The Datastream also goes dead more often than I’d like. We get more than a few extended pauses, and a lot of the time, the same text remains on screen for an extended period. It’s still an interesting extra, but it doesn’t boast great execution.
Exclusive to the 30th Anniversary edition, two extra components appear. 10 Art Cards show sketches created for the film, and a book shows some excerpts from the Dark Horse Aliens comics. Both are almost entirely inconsequential.
Note that the release also includes a download code for a new featurette. I don't count downloadable elements in my discussions - if it's not on the disc, it doesn't exist for me, especially when the download code expires in a few years. Still, it may entice some to get the 30th package, so I wanted to mention it. Ignore this if you read the review after 2019 since the code expires that year.
For some time now, I’ve regarded Aliens as my favorite film. A virtually flawless action flick, it provides a tremendous thrill ride bolstered by unusually strong story telling and acting. The Blu-ray features generally positive picture and sound plus some interesting supplements highlighted by a terrific commentary.
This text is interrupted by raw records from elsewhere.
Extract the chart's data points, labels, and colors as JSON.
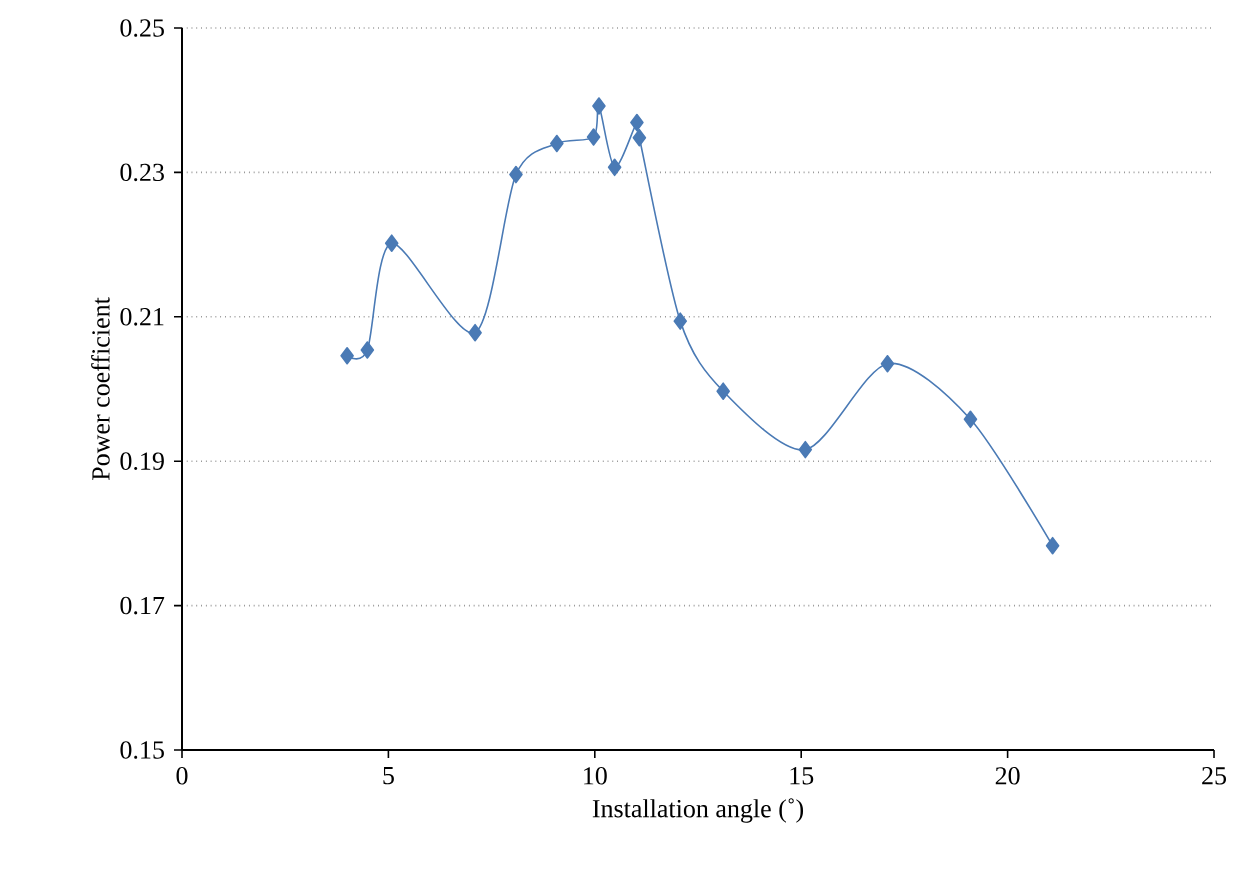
{
  "chart_data": {
    "type": "line",
    "xlabel": "Installation angle (˚)",
    "ylabel": "Power coefficient",
    "x": [
      4.0,
      4.49,
      5.08,
      7.1,
      8.09,
      9.08,
      9.97,
      10.1,
      10.48,
      11.02,
      11.08,
      12.07,
      13.11,
      15.1,
      17.09,
      19.1,
      21.09
    ],
    "series": [
      {
        "color": "#4a7ab5",
        "values": [
          0.2046,
          0.2054,
          0.2202,
          0.2078,
          0.2297,
          0.234,
          0.2349,
          0.2392,
          0.2307,
          0.2369,
          0.2348,
          0.2094,
          0.1997,
          0.1916,
          0.2035,
          0.1958,
          0.1783
        ]
      }
    ],
    "xlim": [
      0,
      25
    ],
    "xticks": [
      0,
      5,
      10,
      15,
      20,
      25
    ],
    "ylim": [
      0.15,
      0.25
    ],
    "yticks": [
      0.15,
      0.17,
      0.19,
      0.21,
      0.23,
      0.25
    ],
    "grid": "y",
    "marker": "diamond"
  }
}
A repackage of the disc from the 2010 Alien Anthology package – which already got a solo release in 2014 – the “30th Anniversary Edition” of Aliens exists as nothing more than a cash grab. If you don’t already have the film on Blu-ray, grab the cheaper 2014 solo disc – or “splurge” for the Anthology, as it includes all four movies as well as a wealth of extras and sells for around $30 these days. It’s still the way to go.